Video of two Taco Bell employees smoking inside an empty restaurant, sparking a bit of outrage. Not only is this a violation of California’s Smoke-Free Restaurants and Bars Law, it’s sparked quite the slew of Internet memes and roasts. This is the second video of poor employee behavior from Taco Bell. Earlier in the month footage of an employee berating a customer surfaced. Yikes.
The Worst Road Conditions
Think your state has the worst roads? A report estimates that as of 2017, the U.S. would have to spend $231.4 billion annually to keep its existing road network in an acceptable state and restore the backlog of roads in poor condition over a six-year period. It also lists the states with the highest share of roads classified as being in "poor condition" in 2017. Things could get bumpy for drivers in Rhode Island where 53% of roads were deemed poor while California and Hawaii followed with 45% and 42% respectively. Maybe we should invest in better roads; out cars would appreciate it.
NRA CEO to Retire
Dawn Sweeney, the CEO of the National Restaurant Association (NRA), has announced she’ll be stepping down as CEO at the end of the year. Sweeney has been at the NRA’s helm for the past dozen years where the organization has grown 50% over that time. She will, however, continue on to lead the NRA’s Educational Foundation.
I WANT A SNACK NOT A MEAL
Why it matters to you: Is it a new trend towards snacking, or happy hour repackaged?

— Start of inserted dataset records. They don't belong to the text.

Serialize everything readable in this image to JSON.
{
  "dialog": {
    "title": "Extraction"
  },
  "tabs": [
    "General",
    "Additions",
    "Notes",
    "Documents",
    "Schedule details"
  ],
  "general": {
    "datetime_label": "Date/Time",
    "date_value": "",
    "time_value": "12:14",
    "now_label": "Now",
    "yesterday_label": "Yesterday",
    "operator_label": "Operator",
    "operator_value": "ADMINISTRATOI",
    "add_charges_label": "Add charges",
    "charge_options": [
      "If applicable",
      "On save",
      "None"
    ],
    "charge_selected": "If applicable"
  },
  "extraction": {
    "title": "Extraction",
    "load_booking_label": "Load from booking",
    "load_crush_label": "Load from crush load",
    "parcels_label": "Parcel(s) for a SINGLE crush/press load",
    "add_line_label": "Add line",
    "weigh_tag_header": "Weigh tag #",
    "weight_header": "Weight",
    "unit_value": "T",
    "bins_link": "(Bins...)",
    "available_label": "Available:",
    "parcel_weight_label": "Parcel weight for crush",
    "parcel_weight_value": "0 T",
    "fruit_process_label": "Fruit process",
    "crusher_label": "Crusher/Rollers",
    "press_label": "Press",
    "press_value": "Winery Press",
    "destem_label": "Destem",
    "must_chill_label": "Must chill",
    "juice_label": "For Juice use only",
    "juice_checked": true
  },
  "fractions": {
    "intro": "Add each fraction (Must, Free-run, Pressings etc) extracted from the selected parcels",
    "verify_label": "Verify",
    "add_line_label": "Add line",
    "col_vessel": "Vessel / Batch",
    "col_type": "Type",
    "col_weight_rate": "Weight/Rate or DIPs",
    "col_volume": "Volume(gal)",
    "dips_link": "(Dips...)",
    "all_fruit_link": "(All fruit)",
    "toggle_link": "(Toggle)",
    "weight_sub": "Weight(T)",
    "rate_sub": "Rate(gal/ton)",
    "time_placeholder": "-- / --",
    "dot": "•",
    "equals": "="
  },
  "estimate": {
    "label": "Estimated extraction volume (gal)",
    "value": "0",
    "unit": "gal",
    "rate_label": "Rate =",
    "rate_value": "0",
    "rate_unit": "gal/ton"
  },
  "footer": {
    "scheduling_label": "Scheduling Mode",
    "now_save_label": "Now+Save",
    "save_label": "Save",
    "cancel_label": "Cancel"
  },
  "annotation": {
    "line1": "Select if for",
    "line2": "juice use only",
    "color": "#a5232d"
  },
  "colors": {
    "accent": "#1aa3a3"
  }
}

Consumer tastes and spending are fickle things and new trends can be elusive. However, one trend that has been growing over the past 20 years is “snacking.” This is especially true of cash-strapped generations like Millennials and Gen Z’ers. In fact, the National Restaurant Association show three major industry players discussed in depth their strategy surrounding snacking and it sure sounded more like a pricing strategy than a trend. Whether it was Chili’s offering three sizes of nachos or Firehouse Subs adding half of a medium sandwich as an afternoon portion size, these operators are responding to these evolving circumstances by giving guests what they want.
The standard American restaurant portion has been a contentious subject for a long time, so any move to limit or reduce size is a move in the right direction, especially if it’s driven by consumers and not costs. In fact, you can charge a premium per calorie for smaller portions to offset the loss in labor economies. For example, the half of a medium sandwich is about 65% of the price of the regular medium and only offered during afternoon snacking hours. Ask your guests if they would be interested in snack-sized items, either from your existing menu or new ones. There are no rules about when you can make food items available or not, so have at it. Worst case you’ll define a great Happy Hour menu, best case your deliver a value that your current guest class craves. No downside there.
[Source: Nation’s Restaurant News]
BUYERS BE WARE
Why it matters to you: Think about these five issues before you buy a restaurant.
For most people the biggest investment they will ever make is their home; however, for those of us that have the desire to own a restaurant…well you get the picture. I can attest from personal experience, the process you employ to choose a restaurant to buy or open is as crucial as managing the cost of goods sold after you have opened. That’s why this post on Modern Restaurant Management is a great place to start on your journey to buying your own, or next, restaurant. The post identifies, in order, five factors that require your thoughtful consideration. Starting with location, the assertion is it’s the most important factor, which there is little disagreement. But your understanding of location’s importance has to extend to more than just is it on a busy street.
For example, if you want to open a cool tapas restaurant, but you are in a very mature neighborhood, you might have less success. Knowing the demographic that is near your location choice is crucial to determining if your concept will fly. From there, does the menu of the current operator have a distinct identity, signature items or an attractive theme that will be sustainable after you close on your purchase? If not, you might be looking at the wrong candidate. Finally, a review of the current staff, restaurant reputation and financials round out the aspects that your pre-purchase analysis. So, before you take the plunge, read the post and use it as a lens to whether your target restaurant fits your needs, but more importantly will succeed.